- Native name: چوزيف محسن بشاره
- Church: Maronite Church
- Archdiocese: Archeparchy of Antelias
- In office: 11 June 1988 – 16 June 2012
- Predecessor: Archeparchy erected
- Successor: Camille Zaidan
- Previous post: Archeparch of Cyprus (1986-1988)

Orders
- Ordination: 19 April 1963
- Consecration: 18 May 1986 by Nasrallah Boutros Sfeir

Personal details
- Born: 19 March 1935 Arbet Kozhaya, Mandatory Lebanese Republic, French Empire
- Died: 9 June 2020 (aged 85)

= Joseph Mohsen Béchara =

Maronite archbishop (1935–2020)

Joseph Mohsen Béchara (19 March 1935 – 9 June 2020) was a Maronite archbishop of the Maronite Catholic Archeparchy of Cyprus and the Maronite Catholic Archeparchy of Antelias.

==Life==
Joseph Mohsen Béchara received on 19 April 1963 the sacrament of ordination to the priesthood.
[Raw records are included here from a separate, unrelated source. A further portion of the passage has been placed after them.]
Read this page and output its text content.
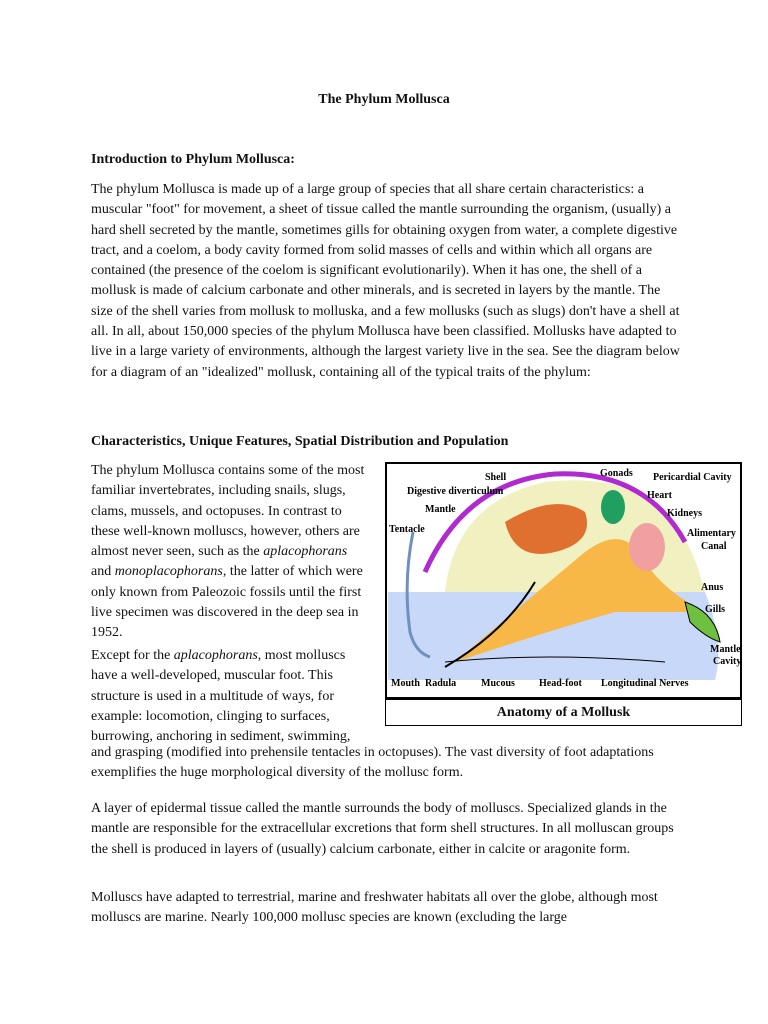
The Phylum Mollusca
Introduction to Phylum Mollusca:

The phylum Mollusca is made up of a large group of species that all share certain characteristics: a muscular "foot" for movement, a sheet of tissue called the mantle surrounding the organism, (usually) a hard shell secreted by the mantle, sometimes gills for obtaining oxygen from water, a complete digestive tract, and a coelom, a body cavity formed from solid masses of cells and within which all organs are contained (the presence of the coelom is significant evolutionarily). When it has one, the shell of a mollusk is made of calcium carbonate and other minerals, and is secreted in layers by the mantle. The size of the shell varies from mollusk to molluska, and a few mollusks (such as slugs) don't have a shell at all. In all, about 150,000 species of the phylum Mollusca have been classified. Mollusks have adapted to live in a large variety of environments, although the largest variety live in the sea. See the diagram below for a diagram of an "idealized" mollusk, containing all of the typical traits of the phylum:

Characteristics, Unique Features, Spatial Distribution and Population

The phylum Mollusca contains some of the most familiar invertebrates, including snails, slugs, clams, mussels, and octopuses. In contrast to these well-known molluscs, however, others are almost never seen, such as the aplacophorans and monoplacophorans, the latter of which were only known from Paleozoic fossils until the first live specimen was discovered in the deep sea in 1952.

Except for the aplacophorans, most molluscs have a well-developed, muscular foot. This structure is used in a multitude of ways, for example: locomotion, clinging to surfaces, burrowing, anchoring in sediment, swimming,

and grasping (modified into prehensile tentacles in octopuses). The vast diversity of foot adaptations exemplifies the huge morphological diversity of the mollusc form.

A layer of epidermal tissue called the mantle surrounds the body of molluscs. Specialized glands in the mantle are responsible for the extracellular excretions that form shell structures. In all molluscan groups the shell is produced in layers of (usually) calcium carbonate, either in calcite or aragonite form.

Molluscs have adapted to terrestrial, marine and freshwater habitats all over the globe, although most molluscs are marine. Nearly 100,000 mollusc species are known (excluding the large

Shell	Gonads Pericardial Cavity
Digestive diverticulum	Heart
Mantle	Kidneys
Tentacle	Alimentary
Canal
Anus
Gills
Mantle
Cavity
Mouth Radula Mucous Head-foot Longitudinal Nerves
Anatomy of a Mollusk
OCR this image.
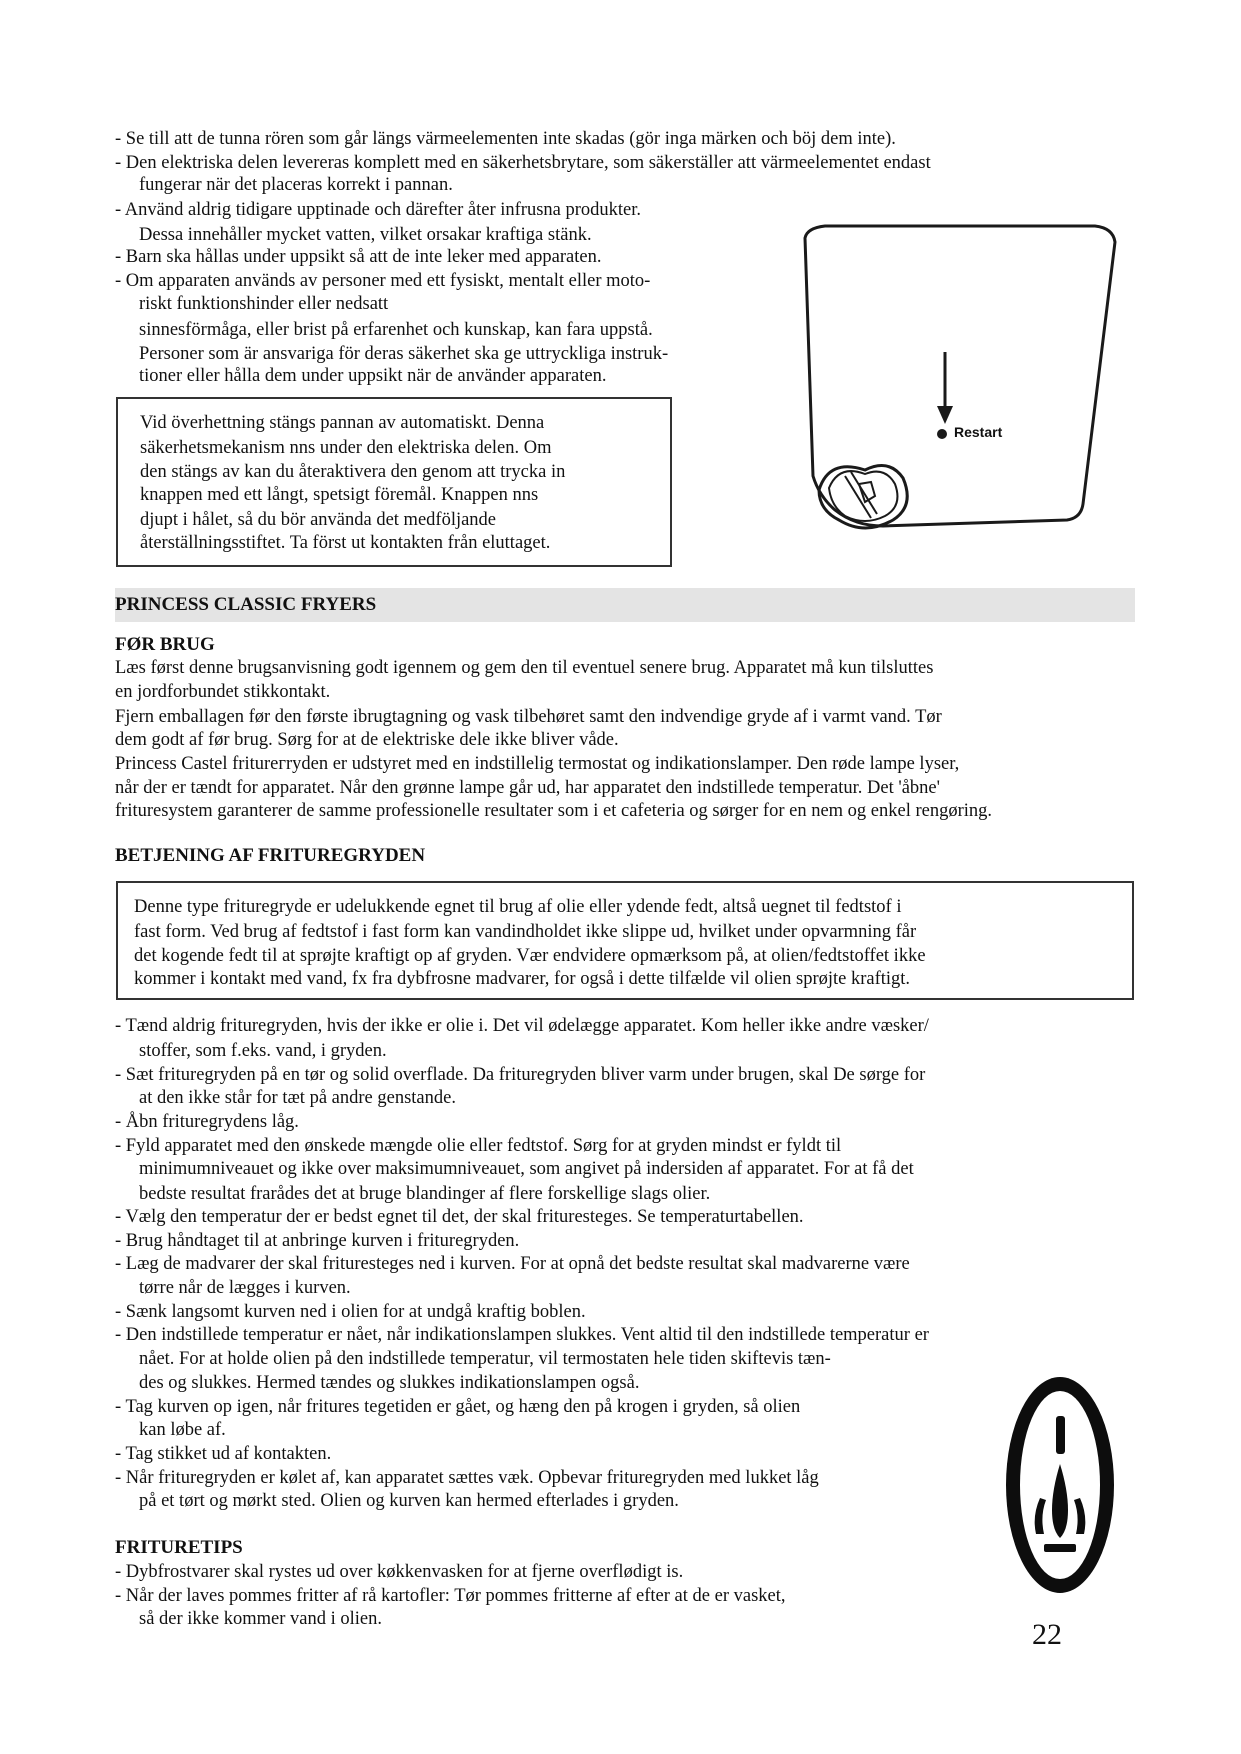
- Se till att de tunna rören som går längs värmeelementen inte skadas (gör inga märken och böj dem inte).
- Den elektriska delen levereras komplett med en säkerhetsbrytare, som säkerställer att värmeelementet endast
fungerar när det placeras korrekt i pannan.
- Använd aldrig tidigare upptinade och därefter åter infrusna produkter.
Dessa innehåller mycket vatten, vilket orsakar kraftiga stänk.
- Barn ska hållas under uppsikt så att de inte leker med apparaten.
- Om apparaten används av personer med ett fysiskt, mentalt eller moto-
riskt funktionshinder eller nedsatt
sinnesförmåga, eller brist på erfarenhet och kunskap, kan fara uppstå.
Personer som är ansvariga för deras säkerhet ska ge uttryckliga instruk-
tioner eller hålla dem under uppsikt när de använder apparaten.
Vid överhettning stängs pannan av automatiskt. Denna
säkerhetsmekanism nns under den elektriska delen. Om
den stängs av kan du återaktivera den genom att trycka in
knappen med ett långt, spetsigt föremål. Knappen nns
djupt i hålet, så du bör använda det medföljande
återställningsstiftet. Ta först ut kontakten från eluttaget.
Restart
PRINCESS CLASSIC FRYERS
FØR BRUG
Læs først denne brugsanvisning godt igennem og gem den til eventuel senere brug. Apparatet må kun tilsluttes
en jordforbundet stikkontakt.
Fjern emballagen før den første ibrugtagning og vask tilbehøret samt den indvendige gryde af i varmt vand. Tør
dem godt af før brug. Sørg for at de elektriske dele ikke bliver våde.
Princess Castel friturегryden er udstyret med en indstillelig termostat og indikationslamper. Den røde lampe lyser,
når der er tændt for apparatet. Når den grønne lampe går ud, har apparatet den indstillede temperatur. Det 'åbne'
frituresystem garanterer de samme professionelle resultater som i et cafeteria og sørger for en nem og enkel rengøring.
BETJENING AF FRITUREGRYDEN
Denne type frituregryde er udelukkende egnet til brug af olie eller ydende fedt, altså uegnet til fedtstof i
fast form. Ved brug af fedtstof i fast form kan vandindholdet ikke slippe ud, hvilket under opvarmning får
det kogende fedt til at sprøjte kraftigt op af gryden. Vær endvidere opmærksom på, at olien/fedtstoffet ikke
kommer i kontakt med vand, fx fra dybfrosne madvarer, for også i dette tilfælde vil olien sprøjte kraftigt.
- Tænd aldrig frituregryden, hvis der ikke er olie i. Det vil ødelægge apparatet. Kom heller ikke andre væsker/
stoffer, som f.eks. vand, i gryden.
- Sæt frituregryden på en tør og solid overflade. Da frituregryden bliver varm under brugen, skal De sørge for
at den ikke står for tæt på andre genstande.
- Åbn frituregrydens låg.
- Fyld apparatet med den ønskede mængde olie eller fedtstof. Sørg for at gryden mindst er fyldt til
minimumniveauet og ikke over maksimumniveauet, som angivet på indersiden af apparatet. For at få det
bedste resultat frarådes det at bruge blandinger af flere forskellige slags olier.
- Vælg den temperatur der er bedst egnet til det, der skal frituresteges. Se temperaturtabellen.
- Brug håndtaget til at anbringe kurven i frituregryden.
- Læg de madvarer der skal frituresteges ned i kurven. For at opnå det bedste resultat skal madvarerne være
tørre når de lægges i kurven.
- Sænk langsomt kurven ned i olien for at undgå kraftig boblen.
- Den indstillede temperatur er nået, når indikationslampen slukkes. Vent altid til den indstillede temperatur er
nået. For at holde olien på den indstillede temperatur, vil termostaten hele tiden skiftevis tæn-
des og slukkes. Hermed tændes og slukkes indikationslampen også.
- Tag kurven op igen, når fritures tegetiden er gået, og hæng den på krogen i gryden, så olien
kan løbe af.
- Tag stikket ud af kontakten.
- Når frituregryden er kølet af, kan apparatet sættes væk. Opbevar frituregryden med lukket låg
på et tørt og mørkt sted. Olien og kurven kan hermed efterlades i gryden.
FRITURETIPS
- Dybfrostvarer skal rystes ud over køkkenvasken for at fjerne overflødigt is.
- Når der laves pommes fritter af rå kartofler: Tør pommes fritterne af efter at de er vasket,
så der ikke kommer vand i olien.	22
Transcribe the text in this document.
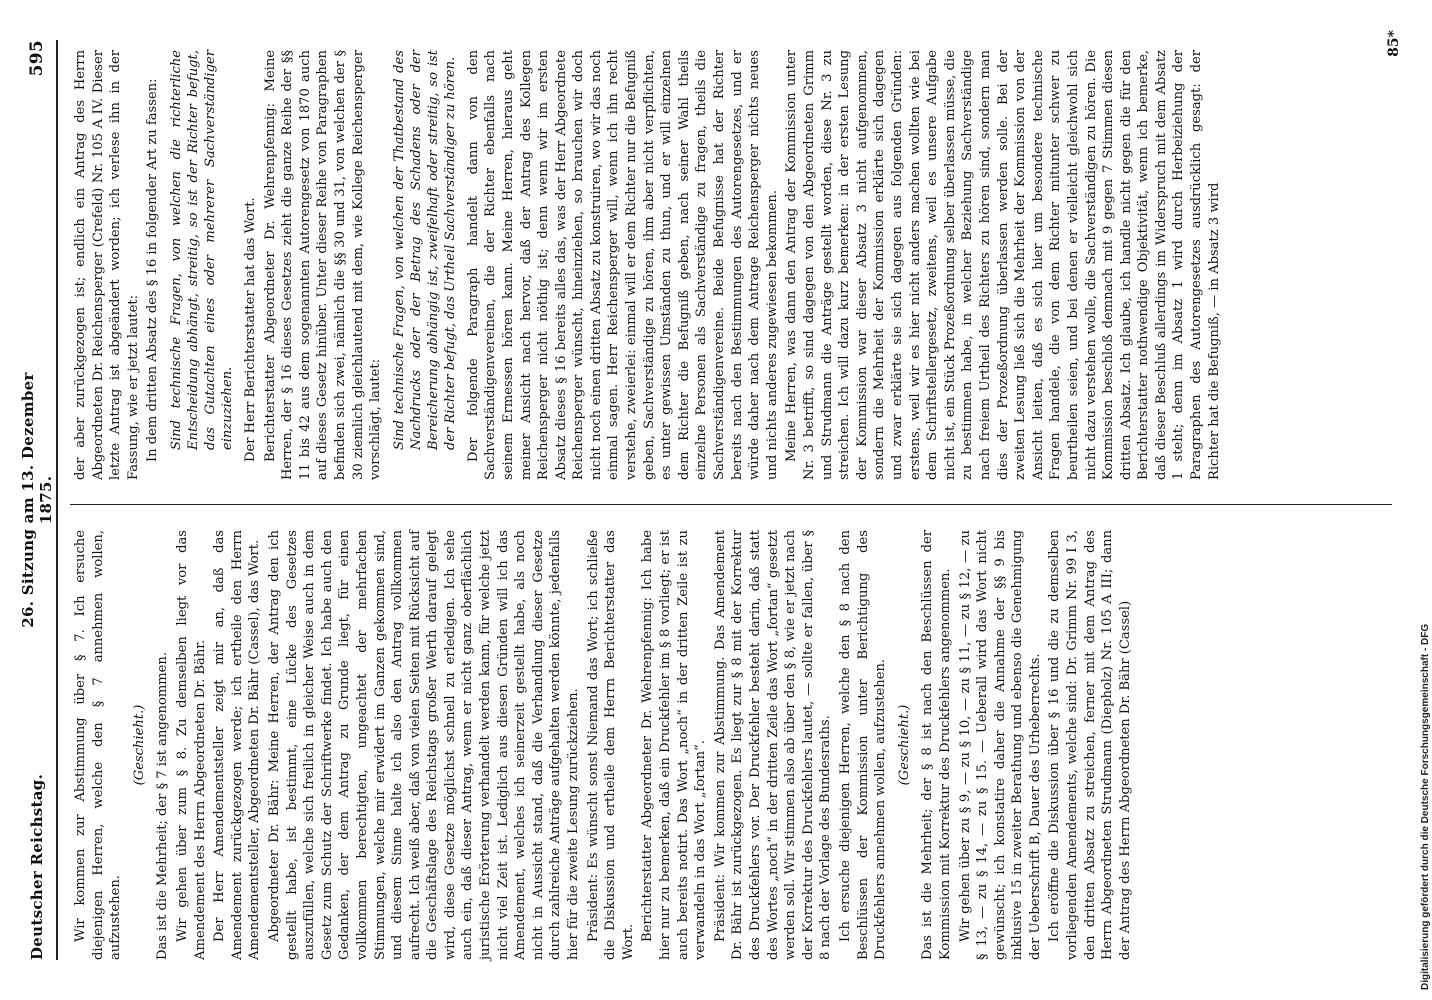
Deutscher Reichstag.
26. Sitzung am 13. Dezember 1875.
595
Wir kommen zur Abstimmung über § 7. Ich ersuche diejenigen Herren, welche den § 7 annehmen wollen, aufzustehen.
(Geschieht.) Das ist die Mehrheit; der § 7 ist angenommen. Wir gehen über zum § 8. Zu demselben liegt vor das Amendement des Herrn Abgeordneten Dr. Bähr. Der Herr Amendementsteller zeigt mir an, daß das Amendement zurückgezogen werde; ich ertheile den Herrn Amendementsteller, Abgeordneten Dr. Bähr (Cassel), das Wort. Abgeordneter Dr. Bähr: Meine Herren, der Antrag den ich gestellt habe, ist bestimmt, eine Lücke des Gesetzes auszufüllen, welche sich freilich in gleicher Weise auch in dem Gesetz zum Schutz der Schriftwerke findet. Ich habe auch den Gedanken, der dem Antrag zu Grunde liegt, für einen vollkommen berechtigten, ungeachtet der mehrfachen Stimmungen, welche mir erwidert im Ganzen gekommen sind, und diesem Sinne halte ich also den Antrag vollkommen aufrecht. Ich weiß aber, daß von vielen Seiten mit Rücksicht auf die Geschäftslage des Reichstags großer Werth darauf gelegt wird, diese Gesetze möglichst schnell zu erledigen. Ich sehe auch ein, daß dieser Antrag, wenn er nicht ganz oberflächlich juristische Erörterung verhandelt werden kann, für welche jetzt nicht viel Zeit ist. Lediglich aus diesen Gründen will ich das Amendement, welches ich seinerzeit gestellt habe, als noch nicht in Aussicht stand, daß die Verhandlung dieser Gesetze durch zahlreiche Anträge aufgehalten werden könnte, jedenfalls hier für die zweite Lesung zurückziehen. Präsident: Es wünscht sonst Niemand das Wort; ich schließe die Diskussion und ertheile dem Herrn Berichterstatter das Wort. Berichterstatter Abgeordneter Dr. Wehrenpfennig: Ich habe hier nur zu bemerken, daß ein Druckfehler im § 8 vorliegt; er ist auch bereits notirt. Das Wort „noch“ in der dritten Zeile ist zu verwandeln in das Wort „fortan“. Präsident: Wir kommen zur Abstimmung. Das Amendement Dr. Bähr ist zurückgezogen. Es liegt zur § 8 mit der Korrektur des Druckfehlers vor. Der Druckfehler besteht darin, daß statt des Wortes „noch“ in der dritten Zeile das Wort „fortan“ gesetzt werden soll. Wir stimmen also ab über den § 8, wie er jetzt nach der Korrektur des Druckfehlers lautet, — sollte er fallen, über § 8 nach der Vorlage des Bundesraths. Ich ersuche diejenigen Herren, welche den § 8 nach den Beschlüssen der Kommission unter Berichtigung des Druckfehlers annehmen wollen, aufzustehen. (Geschieht.) Das ist die Mehrheit; der § 8 ist nach den Beschlüssen der Kommission mit Korrektur des Druckfehlers angenommen. Wir gehen über zu § 9, — zu § 10, — zu § 11, — zu § 12, — zu § 13, — zu § 14, — zu § 15. — Ueberall wird das Wort nicht gewünscht; ich konstatire daher die Annahme der §§ 9 bis inklusive 15 in zweiter Berathung und ebenso die Genehmigung der Ueberschrift B, Dauer des Urheberrechts. Ich eröffne die Diskussion über § 16 und die zu demselben vorliegenden Amendements, welche sind: Dr. Grimm Nr. 99 I 3, den dritten Absatz zu streichen, ferner mit dem Antrag des Herrn Abgeordneten Strudmann (Diepholz) Nr. 105 A III; dann der Antrag des Herrn Abgeordneten Dr. Bähr (Cassel)
der aber zurückgezogen ist; endlich ein Antrag des Herrn Abgeordneten Dr. Reichensperger (Crefeld) Nr. 105 A IV. Dieser letzte Antrag ist abgeändert worden; ich verlese ihn in der Fassung, wie er jetzt lautet: In dem dritten Absatz des § 16 in folgender Art zu fassen: Sind technische Fragen, von welchen die richterliche Entscheidung abhängt, streitig, so ist der Richter befugt, das Gutachten eines oder mehrerer Sachverständiger einzuziehen. Der Herr Berichterstatter hat das Wort. Berichterstatter Abgeordneter Dr. Wehrenpfennig: Meine Herren, der § 16 dieses Gesetzes zieht die ganze Reihe der §§ 11 bis 42 aus dem sogenannten Autorengesetz von 1870 auch auf dieses Gesetz hinüber. Unter dieser Reihe von Paragraphen befinden sich zwei, nämlich die §§ 30 und 31, von welchen der § 30 ziemlich gleichlautend mit dem, wie Kollege Reichensperger vorschlägt, lautet: Sind technische Fragen, von welchen der Thatbestand des Nachdrucks oder der Betrag des Schadens oder der Bereicherung abhängig ist, zweifelhaft oder streitig, so ist der Richter befugt, das Urtheil Sachverständiger zu hören. Der folgende Paragraph handelt dann von den Sachverständigenvereinen, die der Richter ebenfalls nach seinem Ermessen hören kann. Meine Herren, hieraus geht meiner Ansicht nach hervor, daß der Antrag des Kollegen Reichensperger nicht nöthig ist; denn wenn wir im ersten Absatz dieses § 16 bereits alles das, was der Herr Abgeordnete Reichensperger wünscht, hineinziehen, so brauchen wir doch nicht noch einen dritten Absatz zu konstruiren, wo wir das noch einmal sagen. Herr Reichensperger will, wenn ich ihn recht verstehe, zweierlei: einmal will er dem Richter nur die Befugniß geben, Sachverständige zu hören, ihm aber nicht verpflichten, es unter gewissen Umständen zu thun, und er will einzelnen dem Richter die Befugniß geben, nach seiner Wahl theils einzelne Personen als Sachverständige zu fragen, theils die Sachverständigenvereine. Beide Befugnisse hat der Richter bereits nach den Bestimmungen des Autorengesetzes, und er würde daher nach dem Antrage Reichensperger nichts neues und nichts anderes zugewiesen bekommen. Meine Herren, was dann den Antrag der Kommission unter Nr. 3 betrifft, so sind dagegen von den Abgeordneten Grimm und Strudmann die Anträge gestellt worden, diese Nr. 3 zu streichen. Ich will dazu kurz bemerken: in der ersten Lesung der Kommission war dieser Absatz 3 nicht aufgenommen, sondern die Mehrheit der Kommission erklärte sich dagegen und zwar erklärte sie sich dagegen aus folgenden Gründen: erstens, weil wir es hier nicht anders machen wollten wie bei dem Schriftstellergesetz, zweitens, weil es unsere Aufgabe nicht ist, ein Stück Prozeßordnung selber überlassen müsse, die zu bestimmen habe, in welcher Beziehung Sachverständige nach freiem Urtheil des Richters zu hören sind, sondern man dies der Prozeßordnung überlassen werden solle. Bei der zweiten Lesung ließ sich die Mehrheit der Kommission von der Ansicht leiten, daß es sich hier um besondere technische Fragen handele, die von dem Richter mitunter schwer zu beurtheilen seien, und bei denen er vielleicht gleichwohl sich nicht dazu verstehen wolle, die Sachverständigen zu hören. Die Kommission beschloß demnach mit 9 gegen 7 Stimmen diesen dritten Absatz. Ich glaube, ich handle nicht gegen die für den Berichterstatter nothwendige Objektivität, wenn ich bemerke, daß dieser Beschluß allerdings im Widerspruch mit dem Absatz 1 steht; denn im Absatz 1 wird durch Herbeiziehung der Paragraphen des Autorengesetzes ausdrücklich gesagt: der Richter hat die Befugniß, — in Absatz 3 wird
85*
Digitalisierung gefördert durch die Deutsche Forschungsgemeinschaft - DFG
On 4 April 1986, he was appointed by Pope John Paul II Archbishop of Archeparchy of Cyprus with headquarters in Nicosia. His episcopal ordination was on 18 May 1986 by the hands of the Maronite Patriarch of Antioch, Nasrallah Boutros Sfeir and his co-consecrators were the Archeparch of Jounieh, Chucrallah Harb, and the Auxiliary bishop of Antioch, Roland Aboujaoudé. On 11 June 1988, Béchara became the first Maronite Archbishop appointed to the Maronite Catholic Archeparchy of Antelias.

On 16 June 2012, Joseph Mohsen Béchara resigned for reasons of age from the Archbishopric of Antelias. He died on 9 June 2020 due to a fall he suffered.